Blatstein, who is still at work on projects in and around the Schmidt’s site, said he’s about to close on a “large eight-figure” loan, but would not reveal for what project – only that it is for new construction. He said that during 2009, seven of his projects have been under various stages of construction, and that the first phase of his redevelopment of the State Office building at Broad and Spring Garden streets is on course for 2010.
Blatstein’s access to capital appears only to be getting stronger. He is also working with Philly-based NAI Bluestone Real Estate Capital to form an “institutional-equity fund” of between $100 million and $150 million, according to a November article in the Philadelphia Inquirer. The fund will invest in projects in and around the city in the first part of 2010.
One potential hiccup for Samschick’s Delaware Avenue project is that the first floors of both buildings are slated for retail tenants: shops, bars and restaurants, presumably.
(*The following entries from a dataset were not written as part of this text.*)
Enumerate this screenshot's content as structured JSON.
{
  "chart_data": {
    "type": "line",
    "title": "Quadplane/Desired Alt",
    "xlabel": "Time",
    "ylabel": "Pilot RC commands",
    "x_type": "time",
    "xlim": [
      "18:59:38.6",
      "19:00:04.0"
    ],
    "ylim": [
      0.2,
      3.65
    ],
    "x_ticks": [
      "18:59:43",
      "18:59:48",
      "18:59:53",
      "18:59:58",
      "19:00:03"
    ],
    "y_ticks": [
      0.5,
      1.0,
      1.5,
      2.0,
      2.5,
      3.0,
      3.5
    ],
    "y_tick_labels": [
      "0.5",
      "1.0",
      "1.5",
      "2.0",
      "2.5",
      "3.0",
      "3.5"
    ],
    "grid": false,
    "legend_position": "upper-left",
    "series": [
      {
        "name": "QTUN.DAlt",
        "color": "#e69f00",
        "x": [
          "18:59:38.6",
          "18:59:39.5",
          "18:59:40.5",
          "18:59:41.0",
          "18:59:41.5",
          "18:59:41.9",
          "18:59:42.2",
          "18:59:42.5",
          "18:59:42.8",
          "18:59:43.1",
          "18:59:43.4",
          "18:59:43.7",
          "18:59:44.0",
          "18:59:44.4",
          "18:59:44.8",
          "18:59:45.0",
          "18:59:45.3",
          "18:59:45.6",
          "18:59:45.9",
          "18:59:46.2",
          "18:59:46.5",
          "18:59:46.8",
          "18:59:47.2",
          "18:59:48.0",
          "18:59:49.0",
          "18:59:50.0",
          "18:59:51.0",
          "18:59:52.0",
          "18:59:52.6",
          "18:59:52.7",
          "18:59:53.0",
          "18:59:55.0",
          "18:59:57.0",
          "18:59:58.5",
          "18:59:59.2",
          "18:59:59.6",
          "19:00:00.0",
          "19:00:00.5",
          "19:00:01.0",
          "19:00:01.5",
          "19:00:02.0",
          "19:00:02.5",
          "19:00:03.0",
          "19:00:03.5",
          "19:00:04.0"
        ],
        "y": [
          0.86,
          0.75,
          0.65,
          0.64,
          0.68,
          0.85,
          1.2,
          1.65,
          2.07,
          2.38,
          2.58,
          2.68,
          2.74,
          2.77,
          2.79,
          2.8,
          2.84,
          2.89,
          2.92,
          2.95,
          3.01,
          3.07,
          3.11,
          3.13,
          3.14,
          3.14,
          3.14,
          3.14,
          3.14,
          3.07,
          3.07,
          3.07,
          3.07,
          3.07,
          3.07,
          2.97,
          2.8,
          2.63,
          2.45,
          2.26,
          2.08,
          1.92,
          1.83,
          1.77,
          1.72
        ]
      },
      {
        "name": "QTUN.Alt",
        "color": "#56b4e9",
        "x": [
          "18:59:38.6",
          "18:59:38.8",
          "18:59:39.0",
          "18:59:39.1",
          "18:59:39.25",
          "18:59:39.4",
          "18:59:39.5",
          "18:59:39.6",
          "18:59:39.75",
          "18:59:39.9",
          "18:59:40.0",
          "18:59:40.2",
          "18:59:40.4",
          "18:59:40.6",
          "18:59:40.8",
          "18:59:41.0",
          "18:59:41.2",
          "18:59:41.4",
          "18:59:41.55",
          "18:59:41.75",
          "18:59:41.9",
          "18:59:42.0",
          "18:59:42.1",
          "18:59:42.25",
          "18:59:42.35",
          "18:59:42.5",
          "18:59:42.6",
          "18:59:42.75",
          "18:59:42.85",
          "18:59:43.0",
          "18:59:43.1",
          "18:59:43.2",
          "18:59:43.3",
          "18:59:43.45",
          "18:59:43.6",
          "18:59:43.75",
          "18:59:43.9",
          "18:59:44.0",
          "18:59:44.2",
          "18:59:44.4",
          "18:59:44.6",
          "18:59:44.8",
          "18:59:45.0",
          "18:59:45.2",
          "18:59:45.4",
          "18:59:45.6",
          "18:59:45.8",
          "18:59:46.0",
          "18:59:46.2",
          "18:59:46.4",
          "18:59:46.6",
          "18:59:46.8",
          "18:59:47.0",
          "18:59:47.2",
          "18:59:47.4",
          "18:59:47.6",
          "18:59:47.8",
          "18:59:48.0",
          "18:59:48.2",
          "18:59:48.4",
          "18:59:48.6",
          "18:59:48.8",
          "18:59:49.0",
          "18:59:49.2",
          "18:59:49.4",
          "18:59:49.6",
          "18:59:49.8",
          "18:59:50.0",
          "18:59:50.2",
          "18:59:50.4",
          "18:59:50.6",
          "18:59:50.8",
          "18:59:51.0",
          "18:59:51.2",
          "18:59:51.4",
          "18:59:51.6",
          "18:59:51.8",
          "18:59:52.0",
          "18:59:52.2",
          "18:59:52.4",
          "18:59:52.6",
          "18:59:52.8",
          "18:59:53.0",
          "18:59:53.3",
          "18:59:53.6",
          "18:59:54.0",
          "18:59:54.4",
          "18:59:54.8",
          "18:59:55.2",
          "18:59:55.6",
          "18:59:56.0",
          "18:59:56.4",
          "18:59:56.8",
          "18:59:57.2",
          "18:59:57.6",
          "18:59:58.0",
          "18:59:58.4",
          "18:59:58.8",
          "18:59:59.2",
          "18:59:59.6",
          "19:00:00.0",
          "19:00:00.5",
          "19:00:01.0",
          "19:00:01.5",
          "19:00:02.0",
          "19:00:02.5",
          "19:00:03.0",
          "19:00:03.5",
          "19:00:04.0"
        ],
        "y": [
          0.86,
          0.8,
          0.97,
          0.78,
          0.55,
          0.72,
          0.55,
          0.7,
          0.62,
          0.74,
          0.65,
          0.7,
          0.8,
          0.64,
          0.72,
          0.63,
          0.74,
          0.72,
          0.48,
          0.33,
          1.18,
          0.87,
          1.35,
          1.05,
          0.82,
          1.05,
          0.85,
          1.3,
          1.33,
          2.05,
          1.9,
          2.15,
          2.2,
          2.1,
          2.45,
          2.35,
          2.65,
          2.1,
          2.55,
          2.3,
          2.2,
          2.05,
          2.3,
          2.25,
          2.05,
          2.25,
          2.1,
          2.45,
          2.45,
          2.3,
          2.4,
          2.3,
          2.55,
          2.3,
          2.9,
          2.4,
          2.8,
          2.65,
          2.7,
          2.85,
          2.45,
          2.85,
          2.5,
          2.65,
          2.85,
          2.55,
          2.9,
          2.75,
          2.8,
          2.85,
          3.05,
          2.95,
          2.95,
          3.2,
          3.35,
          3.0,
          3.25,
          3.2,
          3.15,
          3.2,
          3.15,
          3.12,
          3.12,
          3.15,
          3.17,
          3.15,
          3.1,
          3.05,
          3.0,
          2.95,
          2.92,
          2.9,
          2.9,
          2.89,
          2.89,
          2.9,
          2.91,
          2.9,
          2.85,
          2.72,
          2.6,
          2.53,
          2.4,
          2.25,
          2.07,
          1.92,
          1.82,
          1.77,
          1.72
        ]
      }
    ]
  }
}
As anyone who pays even scant attention to the economy knows, retailers have seen better days. And as a commercial real estate sector, retail is a hard sell for lenders.
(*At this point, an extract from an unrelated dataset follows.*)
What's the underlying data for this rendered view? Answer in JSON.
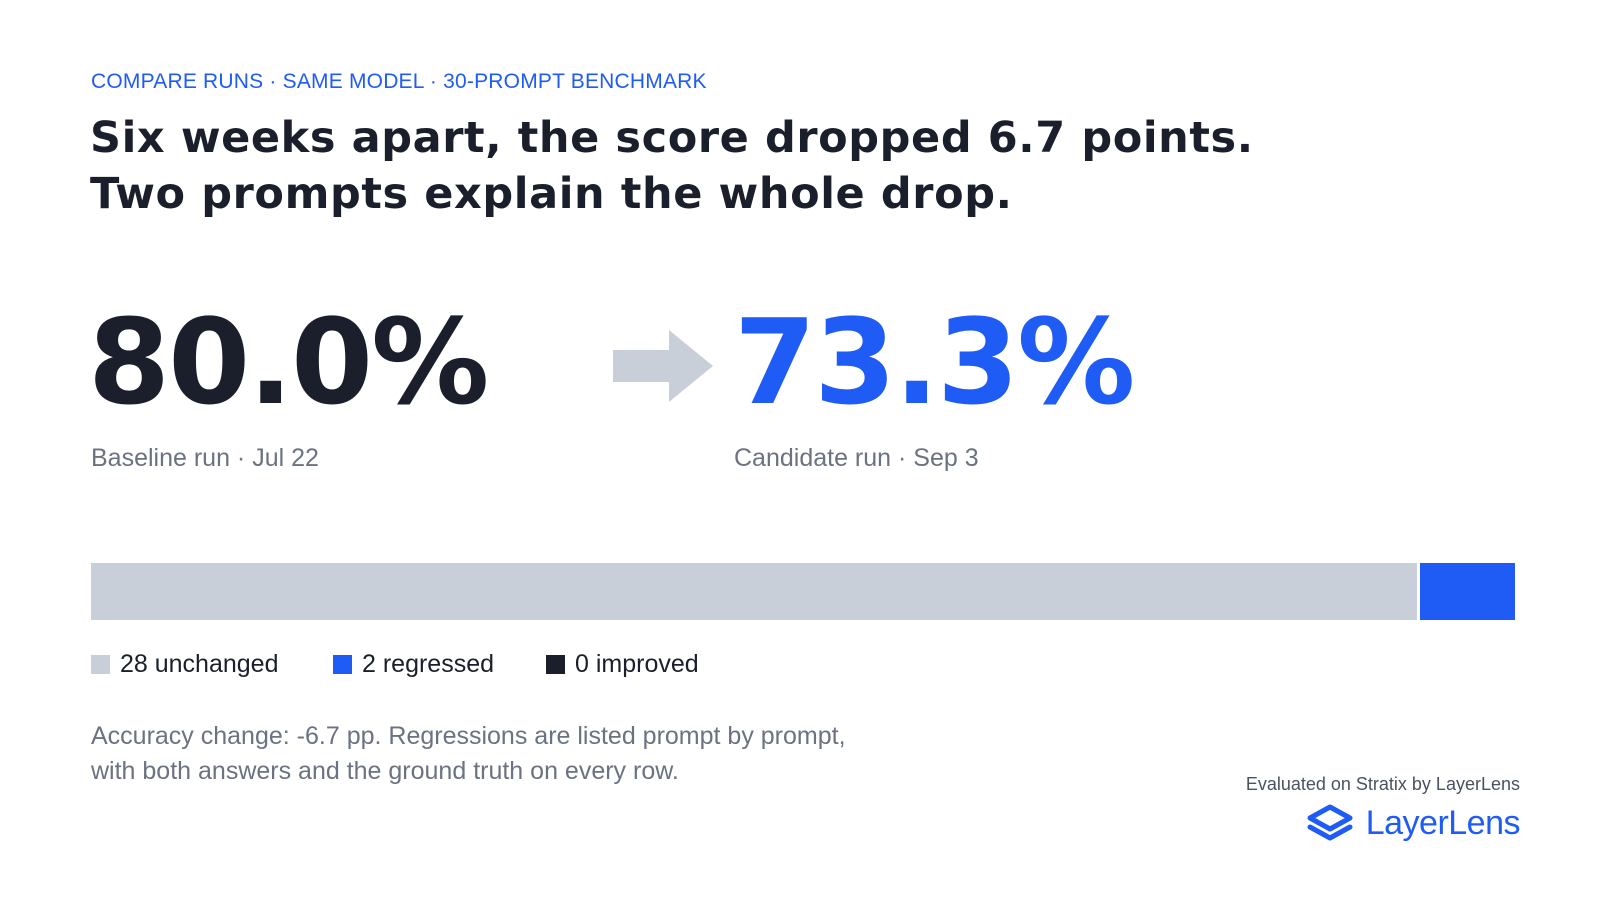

“With most retail, nothing’s going to get built until we see how the market’s shaking out,” Kelsen said.
“The ground is littered with bankrupt retailers,” said D’Alessio. “It’s very hard to do underwriting of retail space at this point,”
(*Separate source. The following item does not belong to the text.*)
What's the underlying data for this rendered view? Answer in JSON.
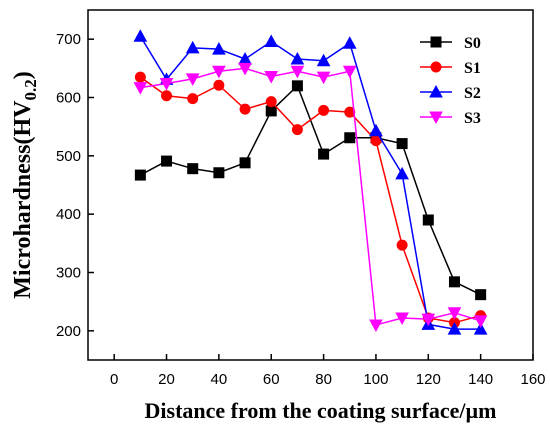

Joe Coradino, executive vice president of Pennsylvania Real Estate Investment Trust (PREIT), is a veteran retail specialist. He said that some of PREIT’s projects in that troubled sector are getting financed, though he would not be specific, deferring details to the company’s vice president of finance.
“It’s certainly been a challenging environment, no question about that,” Coradino said. “But, A, we have done it, and B, it is getting better. I wouldn’t say it’s normalized by any stretch, but it is getting better, and I think that’s pretty much consistent with the economic environment.”
In July, Wharton School marketing professor Stephen J. Hoch told Knowledge@Wharton that things are so bad among retailers that many are threatening to close if they don’t receive concessions from landlords. “The REITs have adapted and tried to be proactive,” Hoch told K@W. “It's taken a catastrophe to wake up and smell the coffee.”
With new developments, there tends to be “generations of tenants,” Blatstein explained. So while rents for shops at the Piazza at Schmidt’s are low, he’s building a list of people who want to locate there. “It takes time,” he said. “In my kind of development, you have to be very patient and very impatient at the same time. You have to build an infrastructure – a critical mass of shops and restaurants.”
The big question mark in the sky
So what does this mean for the Philly skyline? Likely, it means the one we have now is the one we’ll have for at least several years to come, and probably the one we’ll see on New Year’s Eve 2015, too.
As for the hoped-for American Commerce Center, check back in a few years, most industry watchers say.